I’ve said this before, and I’ll say it again: the decision to give an entrepreneur cold hard cash is all about trust. I trust you to take my $1 and make it $5 or $10. One important datapoint in forming my trust thesis as an investor is how organized you and your company are. No matter what your company size, your key documents should be organized and readily available. And you should know what’s in them.

So, if you have not done so already, I recommend picking up a Neat scanner and getting yourself due diligence ready.

Getting Due Diligence Ready

There are two types of due diligence: business and legal.

Investors will perform business diligence before they issue a term sheet. This can take many forms but usually involves lots of reference calls to industry experts, founder references, etc. It also often involves digging deep into your grasp of the opportunity and the depth of your thinking around it.

Once investors pull the trigger and make you an offer (which you agree to) then the lawyers kick in.
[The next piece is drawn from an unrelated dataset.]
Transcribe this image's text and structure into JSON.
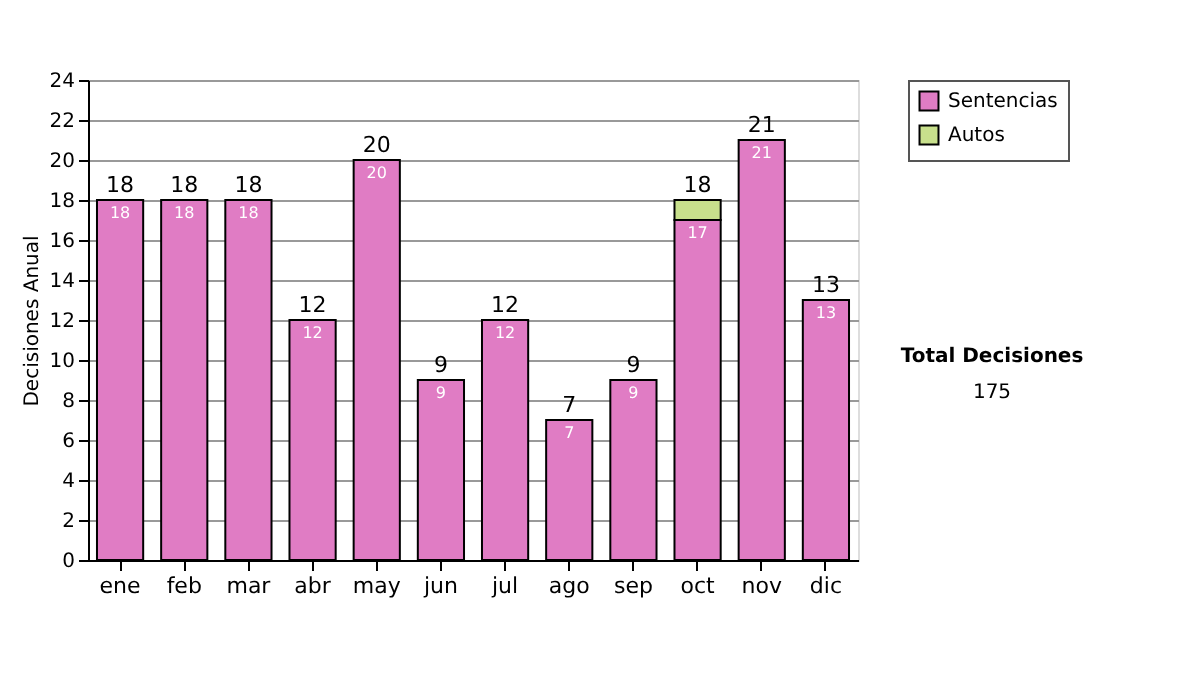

They will deliver a nice thick list of document requests. The faster you deliver them what they need, the faster the deal closes (and the lower the legal costs).

Business Diligence

To get business diligence ready, make sure you have the following before approaching potential investors:

– Standard investor documents: Investor presentation, Executive Summary, financial forecast or pro formas.

– Deep dive documents: Product roadmap, team bios, summary of customer development/ validation work done.

– Padding the file documents: market size calculation, competitive analysis.

Legal Diligence

In this link you will find a list from a leading US venture law firm. It covers a wide range of matters all of which you will need to have organized and ready. The most important ones by far:

Intellectual property and IP assignment: make sure every current and former employee and subcontractor / consultant has signed a document assigning all IP rights to the company. The last thing you want is to become a wild success and then have someone who used to work with your company claim they own part of the technology.

Open source exposure: Everything is built on top of open source technologies today. It is important to keep an ongoing list of open source software used and what license you are using. As investors, we want to avoid GPL exposure forcing us to contribute source code back in a way that compromises the IP value of the company.

Liabilities: This is particularly important for me as a seed investor. Founders can be very creative in bootstrapping their way to a first financing. I want to make sure I have a very clear picture of who is owed what so I know how much cash will actually be available to grow the business.

So use this downtime to get yourself ready and start fundraising hard come September. Times are good now (too good?) so if you’re thinking about fundraising soon, get due dil ready and get funded faster!